Selection Method CXR R VLCS R Note
Random selection +0.85 +0.61 Consistently positive
Most misclassified ~0 ~0 Weak correlation, not negative
CLIP distance selection +0.52 −0.10 Fails to uncover deep spurious correlations
OODSelect −0.60 −0.92 Discovers spurious-correlation-driven subsets

Key Findings

  • 75% of CXR OOD data is affected by spurious correlations—the aggregate R shifts from −0.60 to +0.86 entirely due to dilution by the 25% of clean samples.
  • Spurious correlations ≠ sample difficulty: the hardest samples yield R~0, while OODSelect samples yield R<0—the two are fundamentally distinct.
  • CXR subsets are semantically coherent: OODSelect subsets are enriched with Pleural Other and Support Devices labels—known spurious predictors.
  • Cross-architecture consistency: subsets selected using ResNet models still exhibit negative correlation when evaluated on ViTs.
  • VLMs are not necessarily robust: zero-shot VLM ID–OODSelect correlation remains positive (both splits are OOD for VLMs).

Highlights & Insights

  • "Aggregation masking" poses a fundamental challenge to OOD evaluation methodology—it not only casts doubt on the "good news" interpretation of AoTL, but also suggests that all aggregate-metric OOD benchmarks may systematically underestimate the harm of spurious correlations.
  • The philosophy of OODSelect: rather than "finding the hardest samples," the goal is to "find samples where spurious correlations cause failures"—an entirely new evaluation perspective.
  • 75% of CXR OOD samples are affected—in medical imaging, relying solely on aggregate accuracy is fundamentally unreliable.

Limitations & Future Work

  • Training thousands of models is computationally expensive (though a one-time cost)—all selection results have been open-sourced.
  • Semantic interpretation is difficult: images such as histopathology slides are hard to explain in natural language.
  • Non-convex optimization cannot guarantee globally optimal solutions.
  • This work serves as a diagnostic tool only; it does not propose methods for correcting training.
  • vs. Miller et al. (2021): They proposed AoTL and argued that spurious correlations are not a serious concern. This paper directly challenges that conclusion—AoTL is an aggregation artifact.
  • vs.
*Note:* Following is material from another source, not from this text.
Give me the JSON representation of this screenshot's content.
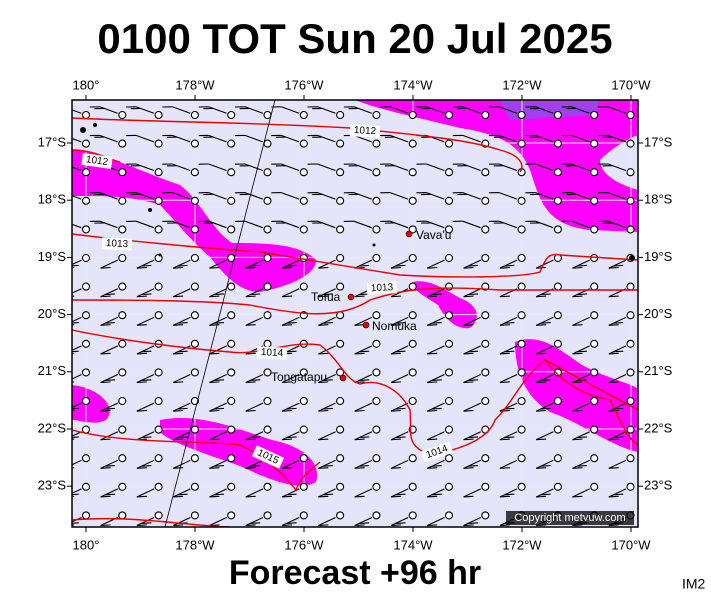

Teney et al. (2023): They used more diverse models to show that some datasets do not satisfy AoTL. This paper goes further—identifying inverse subsets within the same dataset.
  • vs. SliceFinder/SSD++: These methods require explicit group metadata; OODSelect requires no metadata whatsoever.

Rating

  • Novelty: ⭐⭐⭐⭐⭐ A disruptive finding—AoTL is an aggregation artifact.
  • Experimental Thoroughness: ⭐⭐⭐⭐⭐ 7 datasets, thousands of models, multi-level validation.
  • Writing Quality: ⭐⭐⭐⭐⭐ Arguments build progressively; figures are highly persuasive.
  • Value: ⭐⭐⭐⭐⭐ Fundamental implications for OOD evaluation methodology.